Saturday 23 March 2019

Working Group on Morris’s Poetry



I’ve been making handouts and gathering my thoughts for a mini-course on Thomas Hardy’s poetry which I start teaching on Monday.  I have my various themes and categories broadly sketched out for the four weeks of the course: the notion of ‘the neutral’ (shades of late Roland Barthes there, perhaps!), post-Romanticism, Wessex, London, class, return (as in ‘return of the native’), religion, elegy and, if we have time, perhaps other traditional forms.  Let’s see if I can enthuse our first-year students with detailed immersion in particular Hardy lyrics around those topics.
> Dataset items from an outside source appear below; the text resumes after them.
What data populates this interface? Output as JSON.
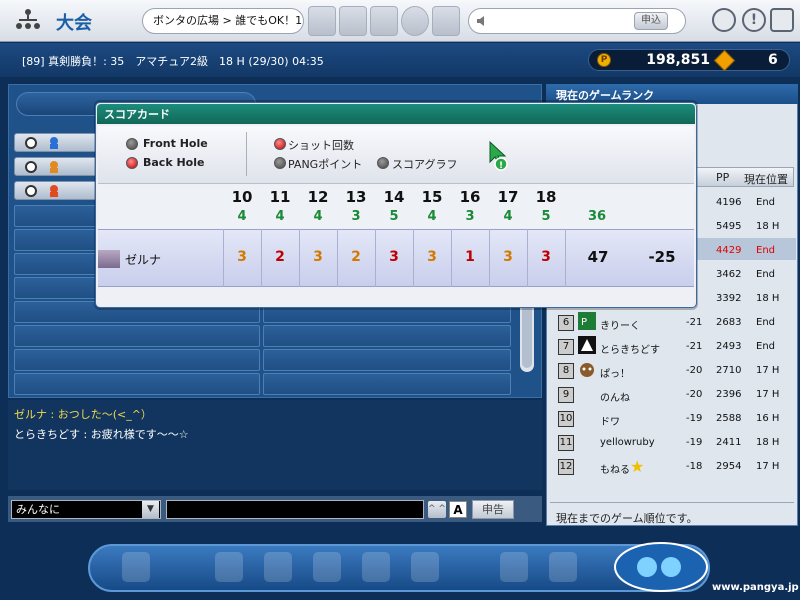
{
  "header": {
    "title": "大会",
    "lobby_path": "ボンタの広場 > 誰でもOK！1",
    "apply_label": "申込",
    "help_label": "!"
  },
  "status": {
    "room_info": "[89] 真剣勝負！: 35　アマチュア2級　18 H (29/30) 04:35",
    "pang": "198,851",
    "gems": "6"
  },
  "chat": {
    "lines": [
      "ゼルナ : おつした～(<_^）",
      "とらきちどす : お疲れ様です～～☆"
    ],
    "target": "みんなに",
    "font_label": "A",
    "caret_label": "^ ^",
    "report_label": "申告"
  },
  "ranking": {
    "title": "現在のゲームランク",
    "col_pp": "PP",
    "col_pos": "現在位置",
    "rows": [
      {
        "pp": "4196",
        "pos": "End"
      },
      {
        "pp": "5495",
        "pos": "18 H"
      },
      {
        "pp": "4429",
        "pos": "End"
      },
      {
        "pp": "3462",
        "pos": "End"
      },
      {
        "pp": "3392",
        "pos": "18 H"
      },
      {
        "rank": "6",
        "name": "きりーく",
        "score": "-21",
        "pp": "2683",
        "pos": "End"
      },
      {
        "rank": "7",
        "name": "とらきちどす",
        "score": "-21",
        "pp": "2493",
        "pos": "End"
      },
      {
        "rank": "8",
        "name": "ぱっ！",
        "score": "-20",
        "pp": "2710",
        "pos": "17 H"
      },
      {
        "rank": "9",
        "name": "のんね",
        "score": "-20",
        "pp": "2396",
        "pos": "17 H"
      },
      {
        "rank": "10",
        "name": "ドワ",
        "score": "-19",
        "pp": "2588",
        "pos": "16 H"
      },
      {
        "rank": "11",
        "name": "yellowruby",
        "score": "-19",
        "pp": "2411",
        "pos": "18 H"
      },
      {
        "rank": "12",
        "name": "もねる",
        "score": "-18",
        "pp": "2954",
        "pos": "17 H"
      }
    ],
    "footer": "現在までのゲーム順位です。"
  },
  "scorecard": {
    "title": "スコアカード",
    "options": {
      "front_hole": "Front Hole",
      "back_hole": "Back Hole",
      "shot_count": "ショット回数",
      "pang_points": "PANGポイント",
      "score_graph": "スコアグラフ"
    },
    "holes": [
      "10",
      "11",
      "12",
      "13",
      "14",
      "15",
      "16",
      "17",
      "18"
    ],
    "pars": [
      "4",
      "4",
      "4",
      "3",
      "5",
      "4",
      "3",
      "4",
      "5"
    ],
    "par_total": "36",
    "player": "ゼルナ",
    "scores": [
      "3",
      "2",
      "3",
      "2",
      "3",
      "3",
      "1",
      "3",
      "3"
    ],
    "total": "47",
    "diff": "-25"
  },
  "footer": {
    "site": "www.pangya.jp"
  },
  "colors": {
    "accent_blue": "#1b5fa6",
    "scorecard_green": "#1a8a37",
    "birdie_red": "#c00000",
    "par_orange": "#d27a00",
    "highlight_red": "#e00000"
  }
}
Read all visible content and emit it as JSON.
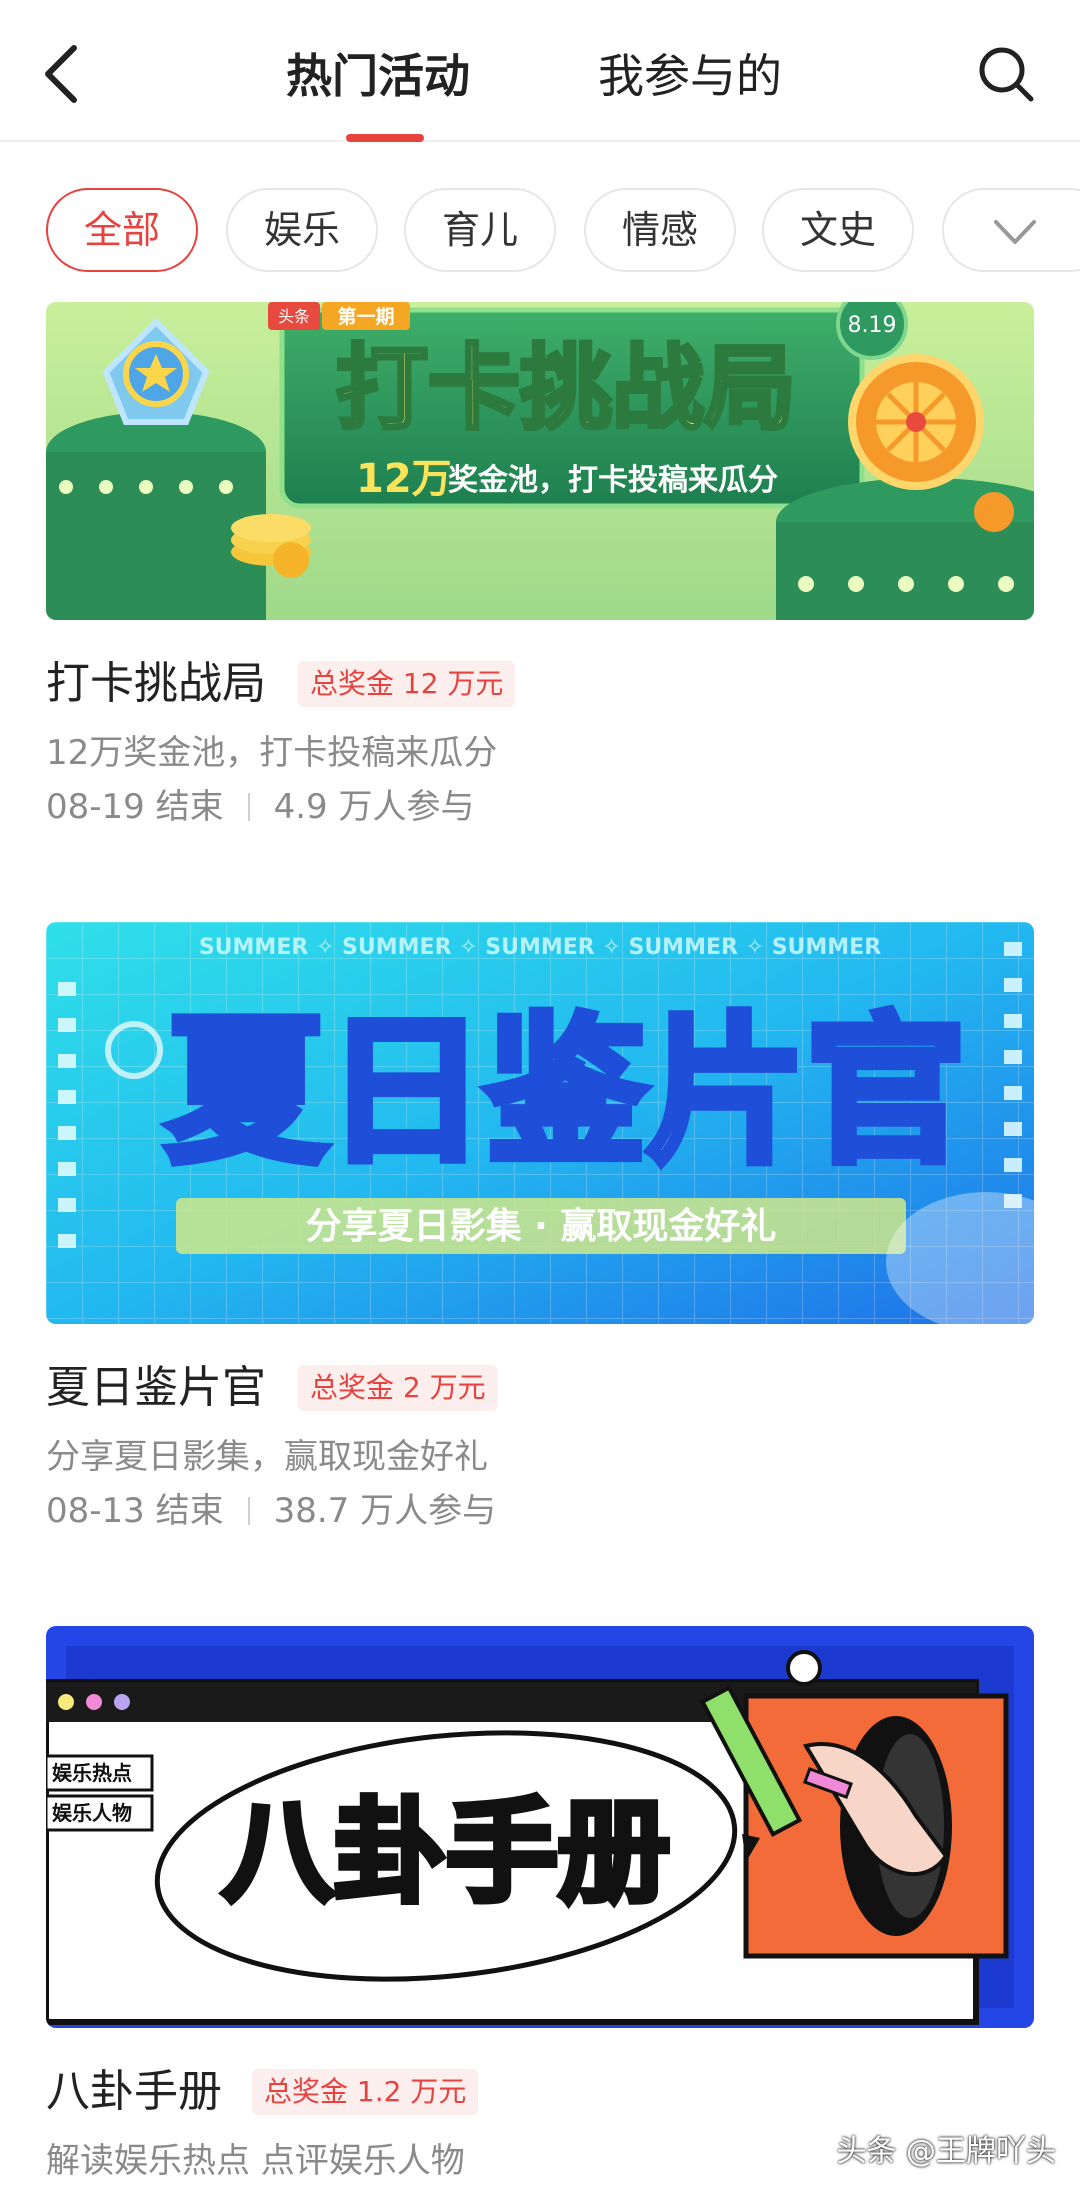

I’ve been struck, while knocking this mini-course together, by how little attention the William Morris Society currently devotes to Morris’s poetry.  One could imagine a Society working group – I’d be very keen to enlist Rosie Miles of Wolverhampton University to it, if she were willing – that met regularly to look at such issues as how adequately Isobel Armstrong’s analysis of Morris’s verse in the light of the concept of the ‘grotesque’ holds up today, or whether we would still agree with Frederick Kirchoff’s judgement that ‘The Earthly Paradise was at least a partial success.  Indeed, its major sections – ‘The Wanderers’, ‘Cupid and Psyche’, ‘The Land East of the Sun and West of the Moon’, ‘The Lovers of Gudrun’, ‘The Hill of Venus’ – are among the most important (and least fully appreciated) narrative poems of the late nineteeth century’.

Thomas Hardy’s verse to teach first, though – and then a Morris Society poetry group as a project for my retirement years, perhaps!  If anybody else is interested, please get in touch and we can try and make this happen.

Wednesday 13 March 2019

Utopia to the Second Power



Re-reading Ursula Le Guin’s The Dispossessed for my Utopias half unit, I come again across Takver’s rousing statement late on in the book that ‘we’ll go and make an Anarres beyond Anarres, a new beginning’.  If the anarchist utopia she inhabits on the barren planet Anarres has indeed given way to conformity and bureaucracy, then she and her husband Shevek, together with their Syndicate of Initiative, will have to reignite the revolutionary flame that gave birth to that Odonian-anarchist society in the first place.  They will have to fight the actual Anarres in the name of the ideal Anarres it once claimed to be (and perhaps genuinely was).


Takver’s slogan – an Anarres beyond Anarres – has always seemed to me the best way to think about Ellen in Morris’s News from Nowhere.  For we should see her as a figure who could build a Nowhere beyond Nowhere.  If Morris’s neighbourly Thames valley utopia is indeed too pastoral, anti-intellectual and static, as many critics have alleged, then the text invents the enigmatic figure of Ellen to potentially remedy that situation.  Unlike the other younger Nowherians, immersed as they are in the sensory pleasures of the present, Ellen shares the longer historical and political perspectives of old Hammond in the British Museum.  She knows that if a utopia does not remember the bloody political struggles out of which it was born, then it may slide unconsciously backwards towards the very capitalism it thought it had left forever behind. 

What Ellen will actually do in Nowhere, once she is reintegrated with the other utopians at Kelmscott, Morris’s text of course does not show us.  I wager she’ll form some kind of Syndicate of Initiative of her own and thereby reactivate the communist energies of Nowhere, perhaps intervening politically in pre-revolutionary societies elsewhere, as Shevek himself does in travelling back to Urras in The Dispossessed.  Thank God for Ellen, anyhow, without whom News from Nowhere would be a much lesser thing than it actually is.